Chiaro che, prima di scartare il prodotto «siamo aperti a donarlo a chi ne ha bisogno ma il nostro discorso - precisa ancora Ravasio - è di natura economica e anche occupazionale: meno forme vendiamo e meno probabilità abbiamo di poter continuare a pagare il latte che stiamo continuando a ritirare agli allevatori al prezzo convenuto; chiaro è che se non riusciremo a vendere dovremo pagare meno il latte agli allevatori a danno della filiera. Non vorremmo arrivare a questo punto perché il nostro è un settore importante per questo territorio».

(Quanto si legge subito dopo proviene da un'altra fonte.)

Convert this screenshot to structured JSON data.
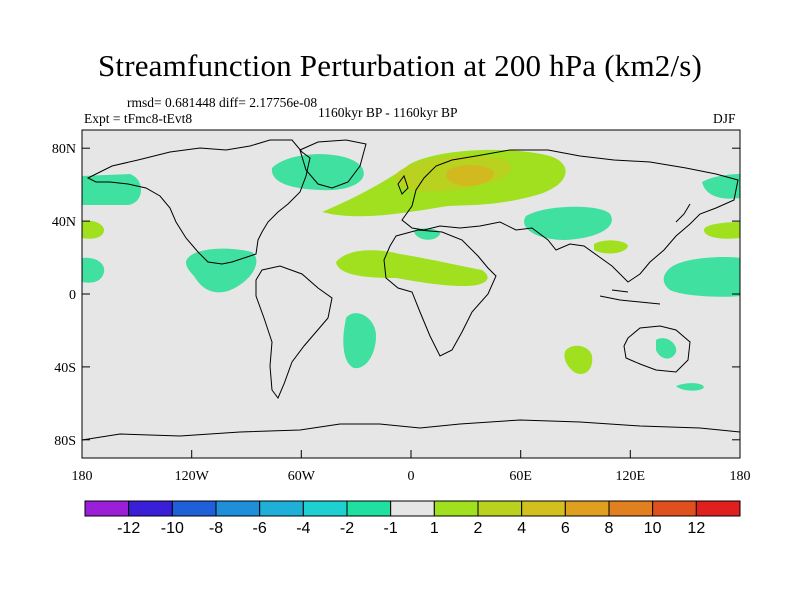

Richiesta per un sostegno reale

La richiesta è quella di un sostegno reale: «Il ministero delle Politiche agricole pare voglia aiutarci per posizionare l’invenduto Dop ma ad oggi nulla di certo, solo intenzioni». La produzione delle Dop Taleggio e Stachitunt è ferma, riprenderà a breve in previsione delle vendite estive che si spera vadano meglio: «Stiamo producendo un formaggio tipo Branzi a più lunga stagionatura ma anche di quello abbiamo già 2.000 forme che dovremo vendere poi - osserva Ravasio - e non sarà facile. Le due aziende di stagionatura in Valle, la nostra Casa Arrigoni e la Casearia Arnoldi, ce la stanno mettendo tutta per vendere ma è venuto meno l’introito certo di Pasqua e manca tutto il turismo della stagione; speriamo nell’estate per sostenere le vendite della Cooperativa Sant’Antonio e dell’azienda Agricola Locatelli. Noi ce la mettiamo tutta, confidiamo in chi vorrà aiutarci». La Cooperativa Sant’Antonio ha attivato la vendita on line con consegne a domicilio: «Abbiamo lavorato tanto per portare gente in Valle - dichiara il presidente della Coop Sant’Antonio, Fabio Arrigoni - e ora ci troviamo ad andare noi da loro. Del resto, se prima vendevamo 60 forme a settimana di Strachitunt ora ne vendiamo una e, se con la vendita on line non faremo i volumi di prima, perlomeno qualcosa si recupera».

Verso la cassa integrazione

L’indotto caseario in Valle conta circa 80 dipendenti: «Il settore è importante per la Valle - conclude Ravasio -. Ad oggi stiamo facendo fare ferie ai dipendenti ma certo è che, se la situazione non si smuove, dovremo passare alla cassa integrazione».